Zodiac Discussion Forum

Homophonic substitu…
 
Notifications
Clear all

Homophonic substitution

1,434 Posts
21 Users
0 Reactions
305.2 K Views
doranchak
(@doranchak)
Posts: 2614
Member Admin
 

Oh! Gotcha. Thanks.

Here’s my list of them: http://zodiackillerciphers.com/wiki/ind … ength:_2_2

http://zodiackillerciphers.com

 
Posted : August 4, 2015 10:40 pm
Jarlve
(@jarlve)
Posts: 2547
Famed Member
Topic starter
 

@doranchak,

Wildcard length, that’s another way to describe it. I remember glancing over it a long while back. :)

I agree that it’s not sure how relevant higher wildcard lengths may be. But taking in consideration that the 340 has been unsolved for so long I want to note a high peak at a wildcard length of 18 for the normal 340 and at 14 for the mirrored version of the 340. I’ve discussed it a bit with daikon, maybe the "+" symbol is involved because of its count and that it only lands on a prime number once (which you very well know).

AZdecrypt

 
Posted : August 4, 2015 11:03 pm
daikon
(@daikon)
Posts: 179
Estimable Member
 

By the way I found something a bit interesting perhaps. Note that the last 10 rows of the 340 have only 1 bigram repeat. Now increase the period to 3 and be slightly dazzled.

That is very interesting indeed! It didn’t occur to me to test 1st and 2nd halves of Z340 separately. So it was surprising to me to learn that the second half only has a single bigram repeat. And it’s ‘++’! Looking at the symbol frequencies for the 2nd half, it’s also interesting to find that it is much more plausible for a normal homophonic substitution, where ‘+’ is no longer twice as frequent as the next most frequent symbol. And you are correct, bigram repeats go way up at period 3 (and 9 to a smaller degree, but it could be just an artifact, since 3 is a factor of 9). Which could be a sign of a bifid encoding with the period of 6, which is an uncommon period for bifid, but still possible.

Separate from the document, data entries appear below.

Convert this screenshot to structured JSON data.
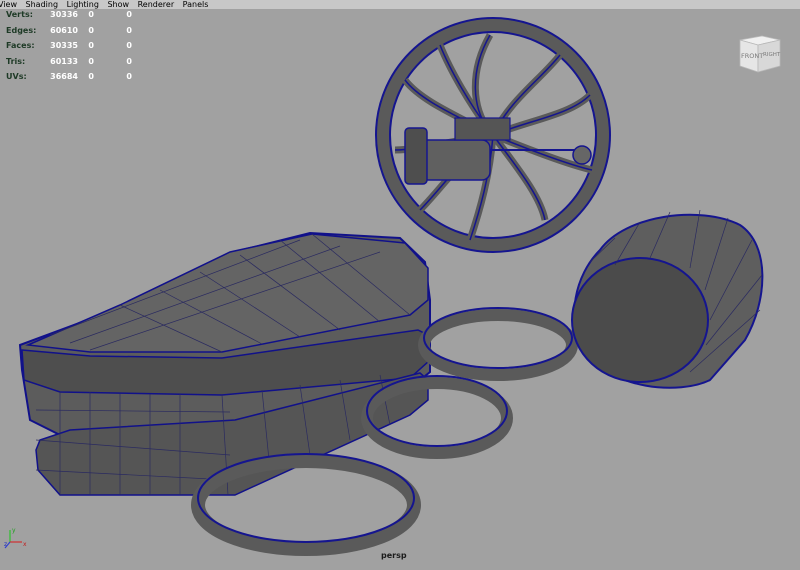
{
  "menu": [
    "View",
    "Shading",
    "Lighting",
    "Show",
    "Renderer",
    "Panels"
  ],
  "stats": [
    {
      "label": "Verts:",
      "values": [
        "30336",
        "0",
        "0"
      ]
    },
    {
      "label": "Edges:",
      "values": [
        "60610",
        "0",
        "0"
      ]
    },
    {
      "label": "Faces:",
      "values": [
        "30335",
        "0",
        "0"
      ]
    },
    {
      "label": "Tris:",
      "values": [
        "60133",
        "0",
        "0"
      ]
    },
    {
      "label": "UVs:",
      "values": [
        "36684",
        "0",
        "0"
      ]
    }
  ],
  "viewcube": {
    "front": "FRONT",
    "right": "RIGHT"
  },
  "camera_label": "persp",
  "axis": {
    "x": "x",
    "y": "y",
    "z": "z"
  },
  "colors": {
    "background": "#a1a1a1",
    "mesh_face": "#5a5a5a",
    "wire": "#1a1a9a",
    "menubar": "#c8c8c8"
  }
}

Or that a columnar transposition of width 3 was used. I tried feeding the un-transposed result to my solver, but no stable solution was found. It’s probably due to a short length (170 symbols), which doubles the multiplicity, so it could be simply out of reach of auto-solvers.

I’m still not sure what to think of this extremely low bigram repeats in the 2nd half only. By itself, very low bigram repeats isn’t anything unusual. For example, columnar transpositions, or letter transpositions within each row (we need to come up with better names to distinguish these two types of transpositions), both destroy bigrams enough to cause this effect. But such a huge difference in bigram repeats between 1st half and 2nd half? Might be a sign that two different "extra steps" were indeed done to 1st and 2nd halves to further thwart decryption attempts.

I’m thinking about starting a new thread that just lists such "interesting observations". I have found a couple of "oddities" about Z340 myself, which didn’t lead anywhere. But perhaps if we put them all together, a new conclusion could be made?

At the start of previous thread I discussed the relatively low bigram repeat counts of the 340 in relation to smokie’s wildcard idea.

Yes, I noticed that overall Z340 bigram repeats are on the low side. Not a totally rare occurrence, as I’ve found several straight homophonic substitution ciphers (so they are solvable by ZDK/AZD) that have an even lower bigram repeats. But the majority of straight homophonic substitution ciphers of the same length usually have higher bigram repeats. Which I think is a weak sign of that elusive "extra step" that was done to Z340, which changed the plaintext before it was encoded with homophones. Separating the 1st half from the 2nd makes 1st half much more in line with other straight homophonic ciphers as far as bigram repeats are concerned. Have you tried feeding just the first half into AZD to see if it solves it? You are probably much better at figuring out how to handle such high multiplicity ciphers and how to spot possible good solves.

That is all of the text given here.